I stiffen and block her attempts at seduction. She no longer has charm or grace. I feel only faint disgust ... and pity for her. She is indeed a work of art, but it is the chill of marble, the inflexibility of molded steel. It is paint and canvas, not living flesh.

I feel her draw away from my rebuff. She has not given up. She will try later to breach my defenses, but I have discovered her tactics now. I will not be used by her as an object of her pleasures.

I am grateful when we are ordered to return to the ship. Stratos has become a prison, a gilded cage. I inhale gladly of the mingled odors of the ship's inhabitants and its atmosphere, even the unpleasant ones, for at least they are honest in their scents and meanings.

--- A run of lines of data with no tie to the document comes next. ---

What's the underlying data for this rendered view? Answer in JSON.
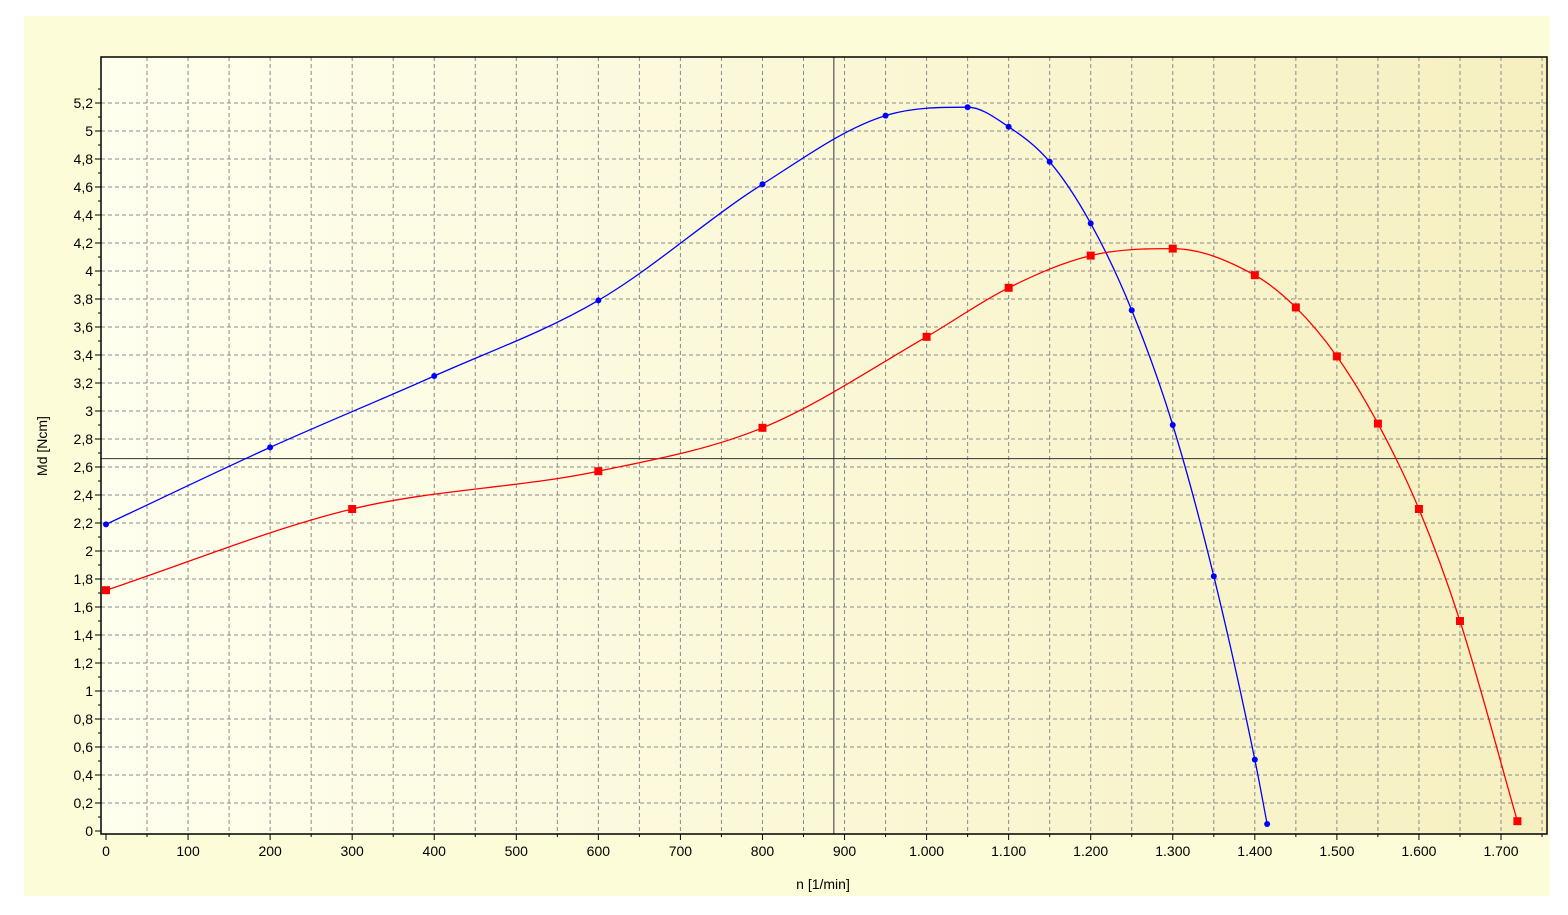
{
  "chart_data": {
    "type": "scatter",
    "title": "",
    "xlabel": "n [1/min]",
    "ylabel": "Md [Ncm]",
    "xlim": [
      0,
      1760
    ],
    "ylim": [
      0,
      5.3
    ],
    "grid": true,
    "legend": "none",
    "x_ticks": [
      "0",
      "100",
      "200",
      "300",
      "400",
      "500",
      "600",
      "700",
      "800",
      "900",
      "1.000",
      "1.100",
      "1.200",
      "1.300",
      "1.400",
      "1.500",
      "1.600",
      "1.700"
    ],
    "y_ticks": [
      "0",
      "0,2",
      "0,4",
      "0,6",
      "0,8",
      "1",
      "1,2",
      "1,4",
      "1,6",
      "1,8",
      "2",
      "2,2",
      "2,4",
      "2,6",
      "2,8",
      "3",
      "3,2",
      "3,4",
      "3,6",
      "3,8",
      "4",
      "4,2",
      "4,4",
      "4,6",
      "4,8",
      "5",
      "5,2"
    ],
    "crosshair": {
      "x": 887,
      "y": 2.66
    },
    "series": [
      {
        "color": "#0000ff",
        "marker": "dot",
        "points": [
          [
            0,
            2.19
          ],
          [
            200,
            2.74
          ],
          [
            400,
            3.25
          ],
          [
            600,
            3.79
          ],
          [
            800,
            4.62
          ],
          [
            950,
            5.11
          ],
          [
            1050,
            5.17
          ],
          [
            1100,
            5.03
          ],
          [
            1150,
            4.78
          ],
          [
            1200,
            4.34
          ],
          [
            1250,
            3.72
          ],
          [
            1300,
            2.9
          ],
          [
            1350,
            1.82
          ],
          [
            1400,
            0.51
          ],
          [
            1415,
            0.05
          ]
        ]
      },
      {
        "color": "#ff0000",
        "marker": "square",
        "points": [
          [
            0,
            1.72
          ],
          [
            300,
            2.3
          ],
          [
            600,
            2.57
          ],
          [
            800,
            2.88
          ],
          [
            1000,
            3.53
          ],
          [
            1100,
            3.88
          ],
          [
            1200,
            4.11
          ],
          [
            1300,
            4.16
          ],
          [
            1400,
            3.97
          ],
          [
            1450,
            3.74
          ],
          [
            1500,
            3.39
          ],
          [
            1550,
            2.91
          ],
          [
            1600,
            2.3
          ],
          [
            1650,
            1.5
          ],
          [
            1720,
            0.07
          ]
        ]
      }
    ]
  }
}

On my way to the bridge with the Captain, I pass Nurse Chapel in the corridor and catch the aroma of warm skin and soap, of fabric and leather, of her touch of sweet perfume dabbed at the base of her throat. She smells of medicine and disinfectant, too, of cleanness and something I can't identify.

I resist the urge to glance back at her, for it would surely be noticed by the Captain and I have no wish to explain my interest in the lieutenant. But I file her scent away for reference and I find myself remembering it that night as I lie in my bed, unable to sleep.